I think an easy solution exists at the client PC itself: introducing random or consistently inaccurate jitter into the response time. That could throw them off quite a bit. Change it up consistently and they might give up on this kind of technique altogether. However, most people wanting real anonymity send their traffic through proxies in configurations and protocols that reduce traceability. Dedicated netbook + livecd/liveusb + tor over a wifi hotspot is a common example.
tracr.net puts me next door to the houses of parliament.
Kind of scary that that computer is referred to as the "target" computer.
@ Nick P.
"However, most people wanting real anonymity send their traffic through proxies in configurations and protocols that reduce traceability. Dedicated netbook + livecd/liveusb + tor over a wifi hotspot is a common example"
Right on the money.
"These organisations often host their websites on servers kept on their premises, meaning the servers' IP addresses are tied to their physical location."
I don't recall the last time I ever worked at a company were the data servers generally (and the web servers especially) where in the same suburb as me. In many cases they're in a different state (and on at least one occasion in a different country!), to the "Head Office" address that it all might be registered to. I really can't see that component of this scheme being of much practical use.

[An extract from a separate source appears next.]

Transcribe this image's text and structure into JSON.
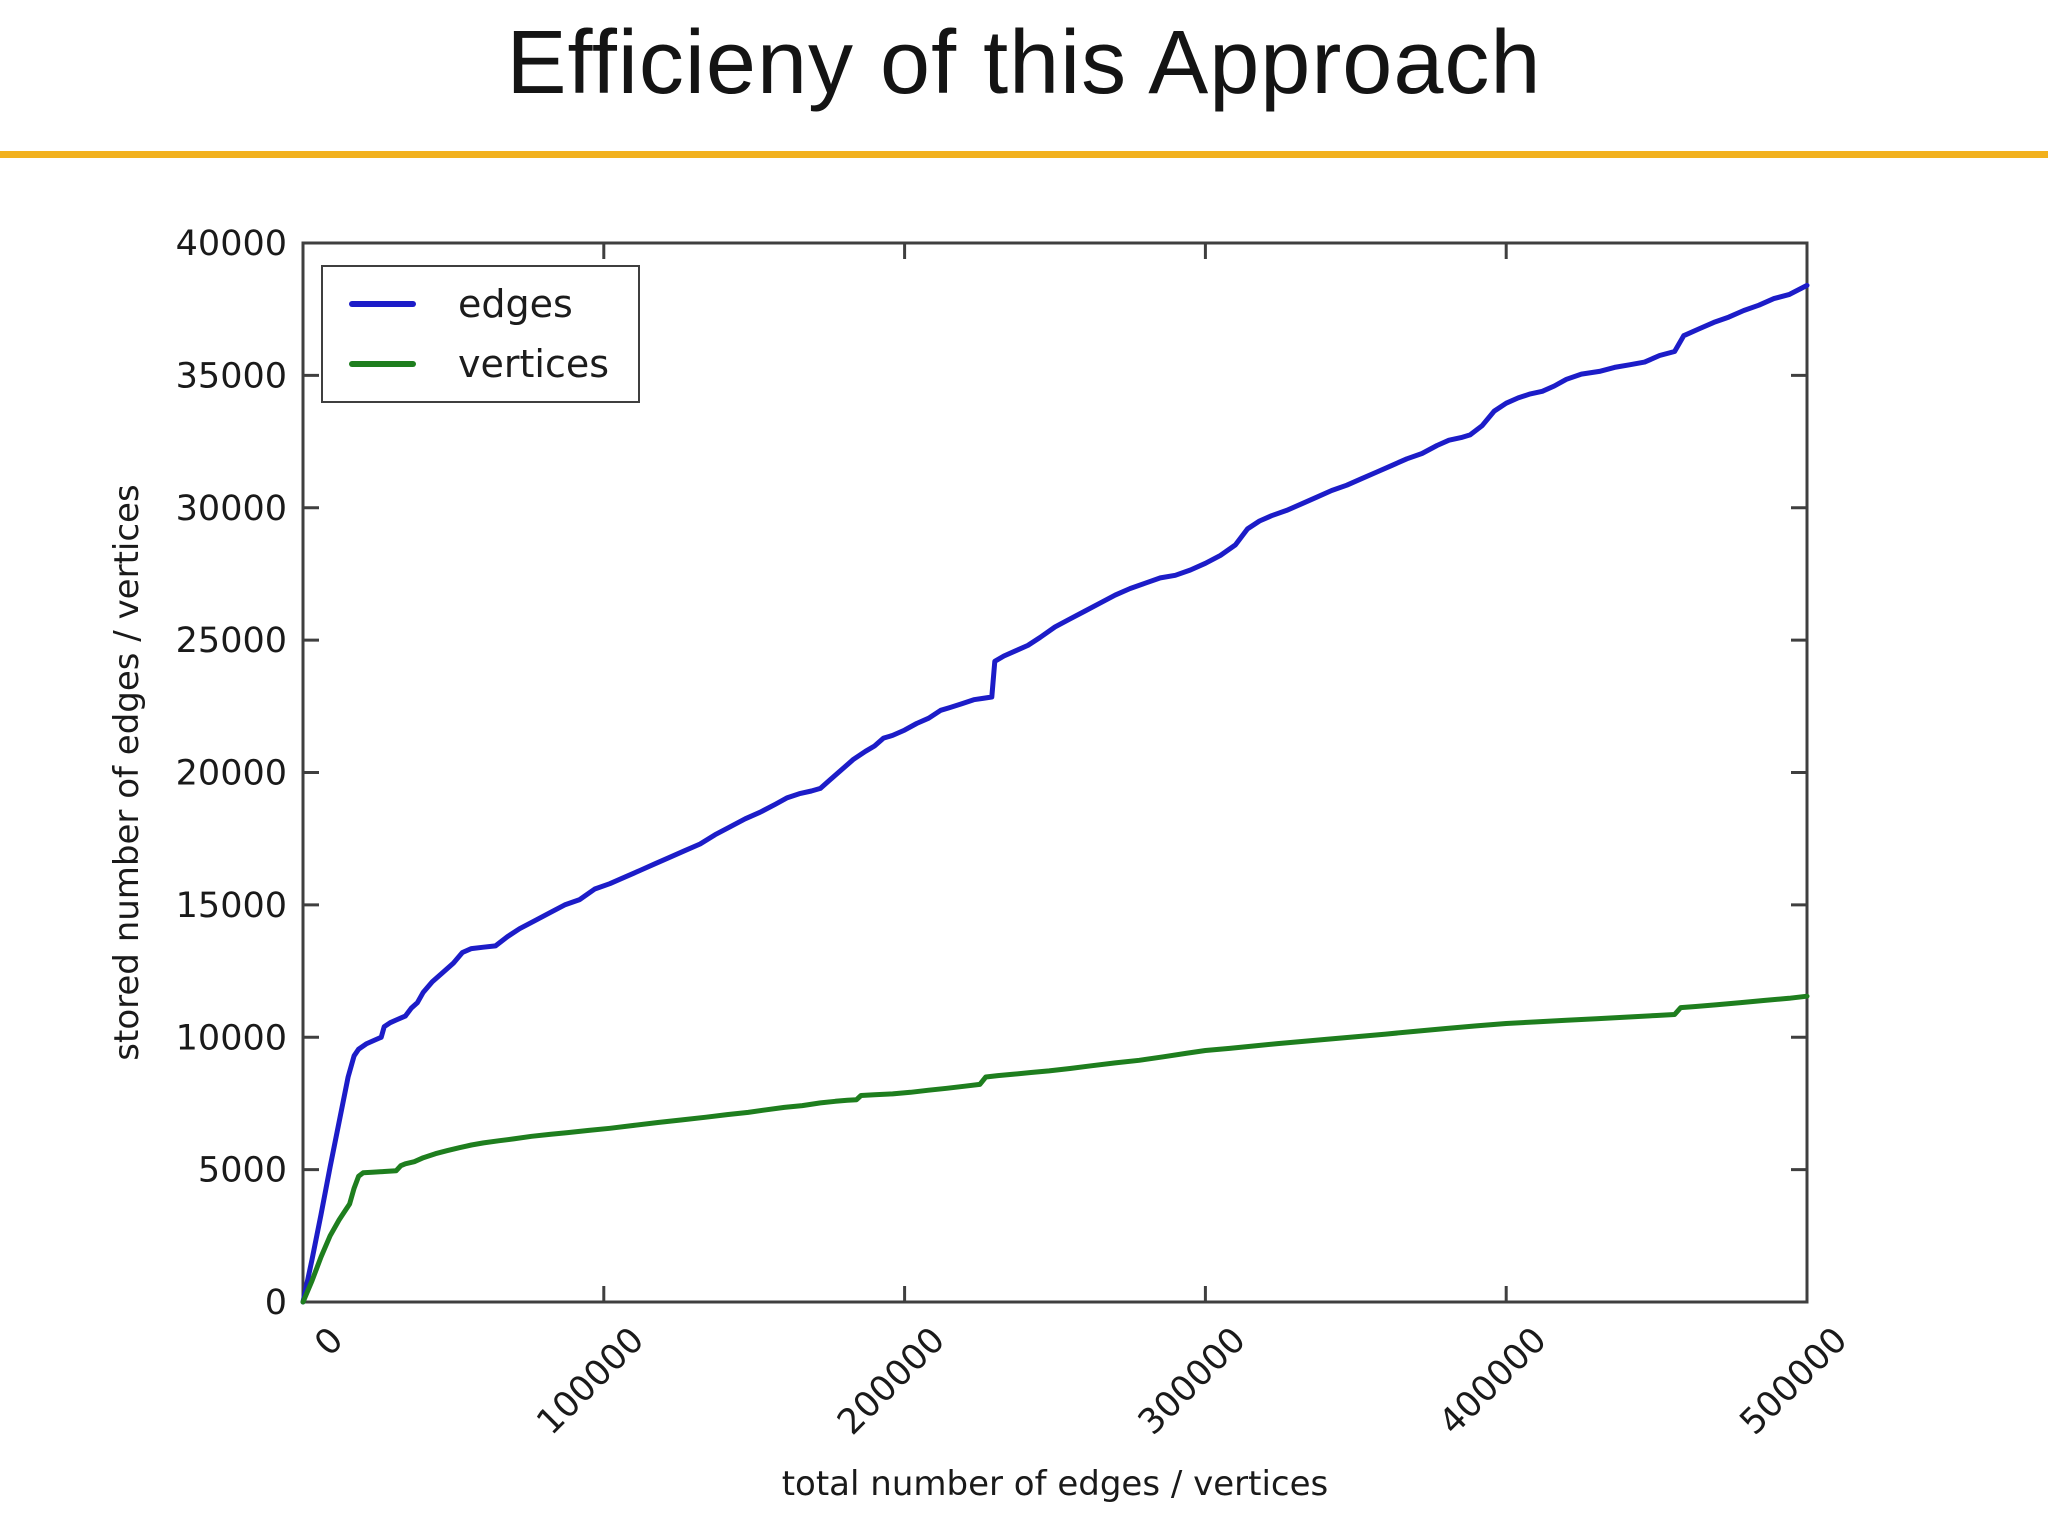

"I don't recall the last time I ever worked at a company were the data servers generally (and the web servers especially) where in the same suburb as me."
Whilst true of very large and very small companies it is not true for quite a few medium sized companies and quite a few Universities and colleges. Yong Wang and colleagues do say at the top of the second page of their paper they got this mean of 690 meters "in an academic" environment.

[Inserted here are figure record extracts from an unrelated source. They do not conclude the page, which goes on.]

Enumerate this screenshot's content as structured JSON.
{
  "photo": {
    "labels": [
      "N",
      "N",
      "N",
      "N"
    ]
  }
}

Part of the novel aspect of their system is that it automaticaly harvests the geographic information from the web server.

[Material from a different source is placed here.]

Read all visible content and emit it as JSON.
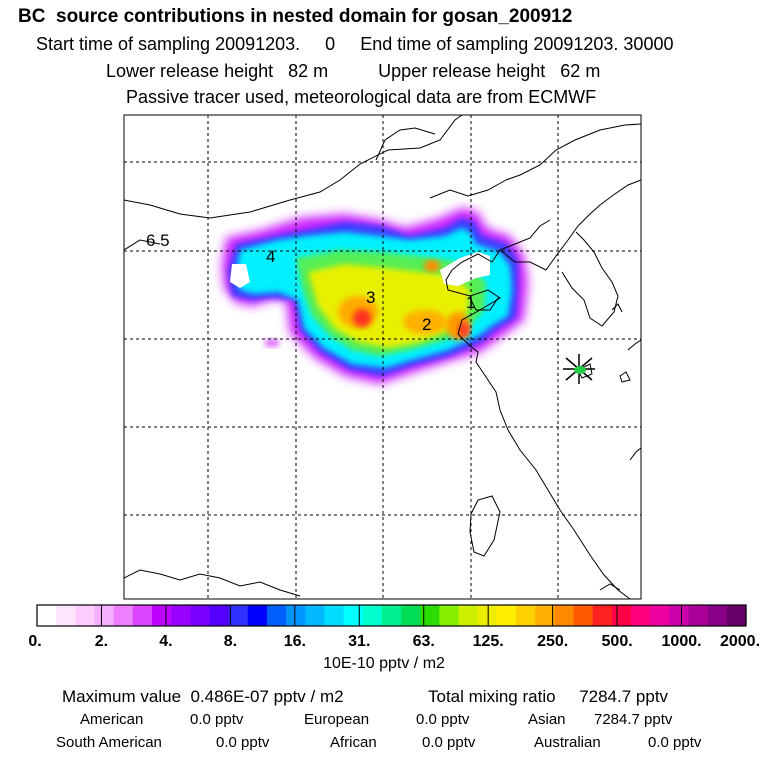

Now I suspect that many webservers in medium sized businesses are geo-located with their advertised postal address, and I can think of several ways to augment their work using other information.
For instance if (and it's a big if these days) you could get the final hop time on a range of IP addresses. Then in a business these would very likley form definate clusters around one or few mean times. This is simply based on the fact that business tend to put people in office buildings not spread out over a suburb. Thus three distinct clusters would tend to suggest three sites etc and a look at their "recruitment page" may well tell you where they are. This is likewise true for University Campuses. Over time measuring the final hop times will "lift the signal" from the noise in ways that will provide aditional information. If this is then combined with information from other measurments such as "TCP time stamp drift" you can illicit other information such as which PC's are "mobile" from site to site or coming in over a VPN from home, sugesting who might be a more senior person etc.
OK, so I visit 2 webpages a minute. I guess each page has ~10 adverts with this "active searching". Each active search initiates an interrogation of each landmark server in the region, lets say thats 20. Then it sends another set at the finer-grained level for 40.
Thats 800 extra transoceanic datasets each minute (assuming its from China). Not much for just me, but when you multiply that times the number of users on the internet, we will need an extra complete internet just for adverlocation if this catches on.
Clifford Stoll used the same mechanism to locate the hackers in 'The Cuckoo's Egg'.
Though, granted, the connection was via dial-up: it was, after all, the late 80's ... 8)
Makes me wonder if IPv6 could provide for a more accurate geo-location method ?
35km out? I checked my Gmail activity details and there was access from Morocco....
I took the IP address and did a lookup and found it to belong to RIM in the UK.....
LOL, panic over...!
IPv6 provides worse geolocating capability because every device can function as a router. There is limitless connectivity:
bluetooth, wireless, wired etc.
TTR in IPv6 will be even more meaningless
Schneier.com is a personal website. Opinions expressed are not necessarily those of Co3 Systems, Inc.